Sendo assim, o possível modo de funcionamento, ou melhor, o modelo cognitivo de Kurt Cobain dentro da Terapia Cognitiva provavelmente era esse: Situação: gravar músicas. Pensamento automático: nunca faço algo bem feito. Reação: raiva, tristeza e ansiedade, ensaiar até a exaustão. 

O que poderia derivar de:   Crença Central: sou incompetente.  Crença intermediária: para não ser um incompetente, tenho que ensaiar até a morte. Pensamento automático: nunca faço algo bem feito.

Detalhe: o músico estava constantemente vigilante e insatisfeito com os resultados, embora quisesse passar uma imagem de que não estava nem aí para eles.

Tá, mas como Kurt poderia ter escapado disso e não levado esses padrões para a vida toda? Por exemplo, questionando a si mesmo se o problema era de fato dele, e não de seu pai. Será que simplesmente seu pai não era intolerante, violento? Errar era privilégio apenas dele, Kurt? Que orientação Kurt daria a um garoto na mesma situação? Outra questão? Ele alcançaria o sucesso sem essa busca pela perfeição? Sim, atingir os objetivos dentro dos padrões nos quais ele buscava pode, na realidade, atrapalhar os resultados, inevitavelmente afetar a própria saúde física e mental — às vezes prejudicar a saúde daqueles com quem se relaciona, conforme possivelmente aconteceu com Kurt. Ao invés de perseguir suas metas com racionalidade, que engloba também aceitação dos próprios limites, o músico quis puramente abolir seus limites.

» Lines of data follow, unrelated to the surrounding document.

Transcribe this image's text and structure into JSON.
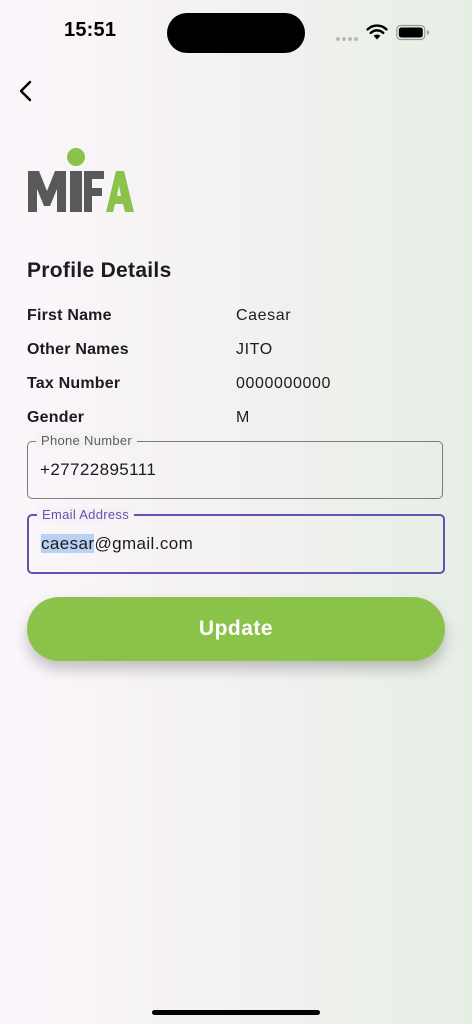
{
  "status_bar": {
    "time": "15:51"
  },
  "logo": {
    "text": "MIFA",
    "colors": {
      "gray": "#58595b",
      "green": "#8bc34a"
    }
  },
  "profile": {
    "title": "Profile Details",
    "rows": [
      {
        "label": "First Name",
        "value": "Caesar"
      },
      {
        "label": "Other Names",
        "value": "JITO"
      },
      {
        "label": "Tax Number",
        "value": "0000000000"
      },
      {
        "label": "Gender",
        "value": "M"
      }
    ]
  },
  "fields": {
    "phone": {
      "label": "Phone Number",
      "value": "+27722895111"
    },
    "email": {
      "label": "Email Address",
      "value_selected": "caesar",
      "value_rest": "@gmail.com"
    }
  },
  "actions": {
    "update_label": "Update"
  },
  "colors": {
    "accent": "#8bc34a",
    "focus": "#6a4fb3"
  }
}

Em suma, deveria levar em consideração seus limites para alcançar determinada meta, fosse ela a de não derrubar um copo d’agua no restaurante.

Para se ter uma ideia melhor, se, ao invés de ser punido, Kurt fosse gradativamente reforçado a não derrubar copos d’água no restaurante, aí sim estaríamos falando de vinculação segura. Para isso poderia ser combinado que a cada ida ao restaurante sem derrubar copos d’água, o músico teria direito à escolher sua sobremesa ou deixaria de ajudar em alguma tarefa de casa por uma semana. De tal modo, ele saberia que se não fosse tão bom sempre, ainda assim não seria punido, teria um ganho menor apenas. A não retirada da tarefa de casa, que o faria ter menos tempo para brincar, não seria relacionada a uma mera punição.

Enfim, agindo desse modo, muito provavelmente a chance de que alguém desenvolva o perfeccionismo será drasticamente reduzida.


Para mais informações em relação a outros aspectos que igualmente nos afligem, acesse o link abaixo, eles são estudados com detalhes em meu artigo por meio da análise da personalidade de Kurt Cobain: https://www.nucleodoconhecimento.com.br/psicologia/cobain https://e-psi.cfp.org.br/cadastro/2020-andre-luis-claro/

 

Referências

COBAIN Kurt, About a Son. Direção: AJ Schnack, EUA. 2006.

Disponível em https://vimeo.com/54160755 acesso: 26 fev 2020.

COBAIN: Montage of Heck.Direção: Brett Morgen, EUA. Produção:

Brett Morgen, Danielle Renfrew, 1 cd. 2015.

GAMBLE, Stephanie A; Roberts, John E. Adolescents’ Perceptions of Primary Caregivers and Cognitive Style: The Roles of Attachment Security and Gender. Cognitive Therapy and Research, v. 29, n. 2, 2005. https://www.acsu.buffalo.edu/~robertsj/gamble&roberts.2005.pdf. Acesso em 19 maio 2020.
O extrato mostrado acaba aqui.